Minor Actinide Production at Oak Ridge National Laboratory

Year
2019
Author(s)
Sharon Robinson - Oak Ridge National Laboratory
Bradley Patton - Oak Ridge National Laboratory
Abstract
The U.S. Department of Energy (DOE) manages an inventory of materials that contains a range of long-lived radioactive isotopes that were produced from the 1960s through the 1980s by irradiating targets in production reactors to produce special heavy isotopes for DOE programmatic use, scientific research, and industrial and medical applications.

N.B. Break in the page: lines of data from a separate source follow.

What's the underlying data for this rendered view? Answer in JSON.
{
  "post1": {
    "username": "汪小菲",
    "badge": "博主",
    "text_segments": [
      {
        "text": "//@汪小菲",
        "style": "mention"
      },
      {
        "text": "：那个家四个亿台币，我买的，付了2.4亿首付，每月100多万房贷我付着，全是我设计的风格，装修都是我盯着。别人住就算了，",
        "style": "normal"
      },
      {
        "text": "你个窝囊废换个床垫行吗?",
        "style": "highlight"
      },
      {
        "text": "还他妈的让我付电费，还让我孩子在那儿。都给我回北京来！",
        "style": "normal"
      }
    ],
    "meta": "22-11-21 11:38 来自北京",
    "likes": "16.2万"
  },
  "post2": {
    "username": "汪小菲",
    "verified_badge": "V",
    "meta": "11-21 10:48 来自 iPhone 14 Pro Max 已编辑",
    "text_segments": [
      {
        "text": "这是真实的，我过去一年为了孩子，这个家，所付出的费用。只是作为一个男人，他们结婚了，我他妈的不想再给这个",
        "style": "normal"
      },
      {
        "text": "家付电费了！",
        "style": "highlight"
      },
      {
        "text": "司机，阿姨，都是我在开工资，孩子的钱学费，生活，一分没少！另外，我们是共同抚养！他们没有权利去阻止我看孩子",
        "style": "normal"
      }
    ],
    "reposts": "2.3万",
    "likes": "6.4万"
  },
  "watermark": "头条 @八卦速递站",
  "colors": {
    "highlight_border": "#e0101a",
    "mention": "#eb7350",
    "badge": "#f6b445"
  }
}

Oak Ridge National Laboratory (ORNL) uses these materials in DOE’s center for production, storage, and distribution of transuranium isotopes (plutonium through californium) for the heavy-element research program and used them as feedstock in the Calutron Electromagnetic Isotope Enrichment Facility, one of only two facilities in the world with capabilities to enrich radioisotopes in multi-gram quantities. As a result, ORNL has extensive experience in the production of transuranium isotopes. This paper reviews the techniques for production of minor actinides, which are the actinide elements in used fuel other than U and Pu (e.g., Np, Am, Cm). This paper will also discuss demonstrated production techniques such as recovery of decay daughters for purified parent isotopes, irradiation with no chemical separation, irradiation with chemical recovery of product, high flux irradiation with chemical recovery of product, and irradiation with short-cooled recovery followed by decay daughter recovery.